Purchase this article with an account.
S. N. Peirson, F. M. Cuthbertson, R. G. Foster, S. M. Downes; Transmission pf Blue + Ultra Violet-Blocking Intraocular Lenses in Comparison to Ultra Violet Only-Blocking Lenses Under Home Lighting Conditions. Invest. Ophthalmol. Vis. Sci. 2009;50(13):5597.
Download citation file:
© ARVO (1962-2015); The Authors (2016-present)
Blue-blocking intraocular lenses have been developed for use in cataract surgery based on the theory that short wavelength visible light may damage retinal cells. A side effect of blocking blue light is a reduction in the input to melanopsin-expressing photoreceptive retinal ganglion cells (pRGCs), which have a maximal sensitivity at 480nm. These cells provide input to the circadian system and regulate the sleep-wake cycle.
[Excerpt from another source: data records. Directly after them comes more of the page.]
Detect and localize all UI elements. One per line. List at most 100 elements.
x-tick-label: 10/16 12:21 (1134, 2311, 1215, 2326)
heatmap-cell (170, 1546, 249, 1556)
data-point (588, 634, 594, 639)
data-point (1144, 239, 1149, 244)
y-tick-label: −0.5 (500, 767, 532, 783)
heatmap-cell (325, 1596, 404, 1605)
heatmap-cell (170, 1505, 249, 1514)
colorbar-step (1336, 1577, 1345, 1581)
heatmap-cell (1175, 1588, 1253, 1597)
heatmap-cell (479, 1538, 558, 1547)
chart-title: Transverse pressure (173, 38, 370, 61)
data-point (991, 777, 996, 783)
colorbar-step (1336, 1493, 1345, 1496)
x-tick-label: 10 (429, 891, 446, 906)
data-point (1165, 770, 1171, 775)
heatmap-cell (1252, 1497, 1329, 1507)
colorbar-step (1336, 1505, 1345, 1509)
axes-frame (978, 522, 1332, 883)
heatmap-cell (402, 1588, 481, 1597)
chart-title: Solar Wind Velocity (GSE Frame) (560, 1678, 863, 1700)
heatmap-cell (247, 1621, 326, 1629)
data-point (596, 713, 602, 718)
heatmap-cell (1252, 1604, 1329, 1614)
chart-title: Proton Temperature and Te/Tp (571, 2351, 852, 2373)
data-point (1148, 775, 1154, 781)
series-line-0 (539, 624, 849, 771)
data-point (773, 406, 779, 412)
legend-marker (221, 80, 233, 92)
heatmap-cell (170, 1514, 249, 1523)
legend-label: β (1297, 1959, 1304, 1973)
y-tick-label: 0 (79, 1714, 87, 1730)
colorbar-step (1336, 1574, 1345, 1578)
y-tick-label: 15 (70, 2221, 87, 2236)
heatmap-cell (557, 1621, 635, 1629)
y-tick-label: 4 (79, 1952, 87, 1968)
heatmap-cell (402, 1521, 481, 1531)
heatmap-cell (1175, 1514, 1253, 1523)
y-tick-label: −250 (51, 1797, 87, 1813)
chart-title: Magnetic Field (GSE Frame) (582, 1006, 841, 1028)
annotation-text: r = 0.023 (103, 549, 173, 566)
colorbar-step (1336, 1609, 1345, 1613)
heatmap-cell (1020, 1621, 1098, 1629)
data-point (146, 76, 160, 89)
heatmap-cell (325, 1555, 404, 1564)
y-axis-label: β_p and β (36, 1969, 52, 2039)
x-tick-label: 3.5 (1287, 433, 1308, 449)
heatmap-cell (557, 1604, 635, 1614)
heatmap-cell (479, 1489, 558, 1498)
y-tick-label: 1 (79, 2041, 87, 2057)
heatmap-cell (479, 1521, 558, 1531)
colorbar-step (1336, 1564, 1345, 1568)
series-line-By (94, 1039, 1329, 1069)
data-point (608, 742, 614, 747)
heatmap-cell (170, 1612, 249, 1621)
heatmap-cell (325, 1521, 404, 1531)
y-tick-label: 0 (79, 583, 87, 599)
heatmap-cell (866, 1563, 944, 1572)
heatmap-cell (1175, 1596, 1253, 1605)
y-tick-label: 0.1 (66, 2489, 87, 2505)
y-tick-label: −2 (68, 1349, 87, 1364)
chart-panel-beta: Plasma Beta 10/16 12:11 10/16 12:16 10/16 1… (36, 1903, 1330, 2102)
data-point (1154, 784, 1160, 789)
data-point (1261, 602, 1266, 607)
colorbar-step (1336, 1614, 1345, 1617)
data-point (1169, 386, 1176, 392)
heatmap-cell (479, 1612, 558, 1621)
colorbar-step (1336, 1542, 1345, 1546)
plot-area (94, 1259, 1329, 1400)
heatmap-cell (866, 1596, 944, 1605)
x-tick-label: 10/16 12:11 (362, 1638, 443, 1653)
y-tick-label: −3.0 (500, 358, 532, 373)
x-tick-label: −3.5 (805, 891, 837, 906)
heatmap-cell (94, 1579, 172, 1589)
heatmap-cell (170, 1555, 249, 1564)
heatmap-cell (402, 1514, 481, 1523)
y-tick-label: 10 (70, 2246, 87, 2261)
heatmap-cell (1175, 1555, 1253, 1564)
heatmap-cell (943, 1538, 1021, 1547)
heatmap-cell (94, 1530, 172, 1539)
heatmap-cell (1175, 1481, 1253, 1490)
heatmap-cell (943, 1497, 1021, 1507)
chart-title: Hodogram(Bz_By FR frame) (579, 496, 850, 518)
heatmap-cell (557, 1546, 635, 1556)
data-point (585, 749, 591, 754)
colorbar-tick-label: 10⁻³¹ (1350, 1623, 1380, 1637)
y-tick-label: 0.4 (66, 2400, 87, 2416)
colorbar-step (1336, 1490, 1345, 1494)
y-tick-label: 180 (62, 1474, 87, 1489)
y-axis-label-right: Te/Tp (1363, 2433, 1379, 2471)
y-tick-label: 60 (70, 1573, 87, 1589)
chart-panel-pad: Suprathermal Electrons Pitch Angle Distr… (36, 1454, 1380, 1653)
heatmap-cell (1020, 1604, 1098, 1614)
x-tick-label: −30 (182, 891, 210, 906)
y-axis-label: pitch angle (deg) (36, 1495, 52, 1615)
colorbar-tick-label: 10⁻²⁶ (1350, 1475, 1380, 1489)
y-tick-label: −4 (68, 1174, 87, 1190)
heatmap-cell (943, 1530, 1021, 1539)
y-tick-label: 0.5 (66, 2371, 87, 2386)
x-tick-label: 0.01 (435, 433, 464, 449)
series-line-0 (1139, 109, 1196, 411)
We know that cataract surgery improves sleep in some patients which we hypothesise to be an effect of increased blue light exposure. We looked at the transmission of different lens types and calculated their effect in the home environment to assess the likely impact of these lenses on sleep in an elderly population.
Lens transmission was measured in the laboratory for 3 different powers of the Acrysof SA60AT (UV-blocking) and the Acrysof Natural SN60AT (blue-blocking) lenses. The emission spectrum and intensity of three home light sources and one office light source were measured using a spectrometer. This information along with the absorption spectrum of melanopsin was used to calculate the relative reduction in light available for circadian regulation with each light source in the presence of each lens implant.
A reduction in light available for pRGC stimulation was seen with the blue-blocker compared to UV-blocker for all light sources, varying from 11% to 22% dependent on light source.
It is likely that individuals who experience poor exposure to natural daylight do not get sufficient illumination from artificial light sources to allow robust entrainment of circadian rhythms. Those who have blue-blocking lens implants will experience further reduction in light available for absorption by melanopsin-exressing pRGCs. This may be clinically relevant in terms of sleep disruption, particularly in a population with a high prevalence of sleep problems. This will need to be addressed by improving home lighting conditions, and paying attention to the emission spectra and intensity of light sources used.